The increased adoption of cloud computing over the past decade has enabled businesses across industries to meet their growing technology needs while efficiently gaining access to exciting new tools.

However, not every industry has kept up with the evolution of cloud technologies brought forth by digital transformation. A prime example is the real estate industry. Overall, the real estate sector has been slow to digitize operations and move to the cloud; leaving agents, brokers and their clients underserved.

Cloud computing can cover a lot of ground, with both infrastructure-as-a-service and software-as-a service availability. There is great potential for the real estate industry’s future in both areas.

When properly implemented, cloud computing accelerates the innovation and digitization of real estate services, bringing new apps and tools to the market more quickly. This also adds even more value to the buying and selling experience for agents, brokers and consumers alike.

While the cloud offers much potential for the real estate industry, it is important for companies to have an informed idea of what they want to accomplish before moving some or all their IT functions to the cloud. Don’t just jump on the cloud bandwagon; instead, determine what goals you want to achieve by moving to the cloud and develop a plan for an orderly transition.

If a company’s cloud infrastructure ends up looking exactly like its previous on-premises setup, it’s probably not taking advantage of all the benefits the cloud can offer. Real estate companies moving to the cloud need to think strategically about adding value through the transition.

With that caveat, there are tremendous benefits for real estate companies that move to the cloud.

More Data, More Power

A seemingly immense obstacle real estate companies face is the daunting task of implementing cloud-supportive infrastructure. But the truth is that real estate companies don’t have to plan, build, or operate their own data centers.

Instead, the cloud infrastructure providers can set up and maintain the infrastructure while real estate companies focus on what they do best: selling properties, serving customers, and equipping agents and brokers with the best tools to help them do their jobs.

Cloud infrastructure also offers real estate companies the computing power to run modern tools like data analytics and artificial intelligence. These technologies can help real estate companies find new customers, identify people likely to be interested in buying or selling their homes, and match customers to the best real estate agents to service their needs.

Real estate organizations often have access to huge amounts of market and customer data. However, the sheer volume of data makes it difficult to capitalize on. With cloud computing, real estate companies can gain access to the massive computing power needed to crunch the data, while paying only for the time they use that infrastructure.

Mobility and Disaster Recovery Solutions

Another benefit of storing data in the cloud is that it’s accessible from various devices, which is a boon for the growing mobile workforce. Agents, brokers, and home buyers and sellers are increasingly using smartphones and tablets to get work done remotely. The cloud is much more flexible, accessible, and secure than being tethered to a physical hard drive or on-premises server.

Furthermore, companies that transition to the cloud don’t have to build and maintain a remote disaster recovery site, which can be labor-intensive and time-consuming. Instead, critical data in the cloud automatically fails over to a secondary site in the event of a disaster. All that is required to access data in the cloud — anytime, from multiple devices, anywhere — is a solid internet connection.

Budget-Conscious Security

Major cloud infrastructure providers have a security track record that most real estate companies can’t compete with. They have huge teams of security professionals and the best available security technologies, policies, procedures, and controls to protect the information on their servers and data centers 24/7 with little or no human intervention.

Cloud security measures also support regulatory compliance and establish authentication rules for users and devices. This high level of data security is particularly important in the real estate industry, with customers sharing banking and other personal data during what’s often the largest financial transaction of their lives.

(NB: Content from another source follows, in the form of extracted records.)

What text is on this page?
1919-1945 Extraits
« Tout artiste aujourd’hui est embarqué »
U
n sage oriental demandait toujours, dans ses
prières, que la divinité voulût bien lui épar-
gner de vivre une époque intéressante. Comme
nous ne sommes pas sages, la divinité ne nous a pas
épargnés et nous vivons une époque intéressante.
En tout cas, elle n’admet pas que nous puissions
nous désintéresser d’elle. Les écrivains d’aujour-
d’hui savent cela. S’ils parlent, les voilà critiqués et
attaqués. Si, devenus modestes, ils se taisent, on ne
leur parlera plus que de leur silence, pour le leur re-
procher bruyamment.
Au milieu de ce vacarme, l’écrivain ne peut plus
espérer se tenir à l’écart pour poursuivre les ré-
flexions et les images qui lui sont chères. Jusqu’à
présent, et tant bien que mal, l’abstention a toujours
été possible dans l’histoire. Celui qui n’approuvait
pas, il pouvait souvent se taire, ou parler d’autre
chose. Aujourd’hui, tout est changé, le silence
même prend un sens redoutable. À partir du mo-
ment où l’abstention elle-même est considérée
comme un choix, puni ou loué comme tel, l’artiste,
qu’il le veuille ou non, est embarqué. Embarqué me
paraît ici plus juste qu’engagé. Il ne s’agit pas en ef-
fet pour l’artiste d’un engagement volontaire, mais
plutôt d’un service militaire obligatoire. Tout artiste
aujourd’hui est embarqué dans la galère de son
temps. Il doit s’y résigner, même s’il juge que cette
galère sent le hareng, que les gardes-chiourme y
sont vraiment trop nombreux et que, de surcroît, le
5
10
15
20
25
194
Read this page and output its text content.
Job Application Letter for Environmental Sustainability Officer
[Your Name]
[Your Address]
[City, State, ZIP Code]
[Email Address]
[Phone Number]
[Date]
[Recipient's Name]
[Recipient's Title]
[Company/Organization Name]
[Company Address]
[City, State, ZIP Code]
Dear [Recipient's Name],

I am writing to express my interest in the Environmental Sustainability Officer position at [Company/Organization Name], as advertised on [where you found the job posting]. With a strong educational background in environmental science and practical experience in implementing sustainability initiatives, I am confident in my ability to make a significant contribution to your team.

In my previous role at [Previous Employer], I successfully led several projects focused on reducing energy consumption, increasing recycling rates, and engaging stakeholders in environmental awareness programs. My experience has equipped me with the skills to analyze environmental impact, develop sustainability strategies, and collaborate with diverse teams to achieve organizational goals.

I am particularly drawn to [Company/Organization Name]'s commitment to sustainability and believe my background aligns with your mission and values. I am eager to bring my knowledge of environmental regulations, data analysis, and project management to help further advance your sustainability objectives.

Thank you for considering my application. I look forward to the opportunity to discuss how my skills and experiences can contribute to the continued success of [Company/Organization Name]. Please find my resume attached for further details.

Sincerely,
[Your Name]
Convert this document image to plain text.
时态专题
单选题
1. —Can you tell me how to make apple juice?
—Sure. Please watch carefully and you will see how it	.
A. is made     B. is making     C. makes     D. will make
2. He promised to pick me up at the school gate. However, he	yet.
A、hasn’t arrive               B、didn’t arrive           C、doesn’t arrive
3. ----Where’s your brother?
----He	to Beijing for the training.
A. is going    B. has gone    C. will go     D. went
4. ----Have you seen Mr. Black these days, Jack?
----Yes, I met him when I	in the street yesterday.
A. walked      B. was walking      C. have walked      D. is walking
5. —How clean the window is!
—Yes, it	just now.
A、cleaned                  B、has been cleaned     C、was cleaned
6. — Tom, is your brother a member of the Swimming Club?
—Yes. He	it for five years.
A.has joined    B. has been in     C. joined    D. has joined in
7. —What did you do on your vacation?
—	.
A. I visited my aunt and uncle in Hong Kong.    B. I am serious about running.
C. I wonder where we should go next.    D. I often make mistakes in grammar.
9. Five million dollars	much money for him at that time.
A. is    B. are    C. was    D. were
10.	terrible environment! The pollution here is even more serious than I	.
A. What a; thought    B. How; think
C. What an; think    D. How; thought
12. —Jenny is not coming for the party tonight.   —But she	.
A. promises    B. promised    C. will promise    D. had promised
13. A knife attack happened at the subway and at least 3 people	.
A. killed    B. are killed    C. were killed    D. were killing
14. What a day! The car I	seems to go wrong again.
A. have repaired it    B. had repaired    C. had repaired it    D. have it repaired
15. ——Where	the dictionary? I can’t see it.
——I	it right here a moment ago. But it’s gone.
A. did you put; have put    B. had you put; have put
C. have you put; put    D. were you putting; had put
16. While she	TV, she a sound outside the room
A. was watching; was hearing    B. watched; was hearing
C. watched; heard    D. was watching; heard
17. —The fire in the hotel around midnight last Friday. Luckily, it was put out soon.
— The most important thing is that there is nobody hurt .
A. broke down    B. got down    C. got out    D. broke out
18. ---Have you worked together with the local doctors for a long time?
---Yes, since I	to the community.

Customers want their real estate transactions to be as secure as possible, and cloud infrastructure providers offer that higher level of protection.

Creating an Open Ecosystem

On the software-as-a-service side, the cloud is the perfect way to host multiple apps and software tools that improve agents and broker productivity. One way to approach this is through the development of a real estate app store that includes a range of software, including CRM tools, lead generation software, open house apps and productivity tools, with everything hosted in the cloud.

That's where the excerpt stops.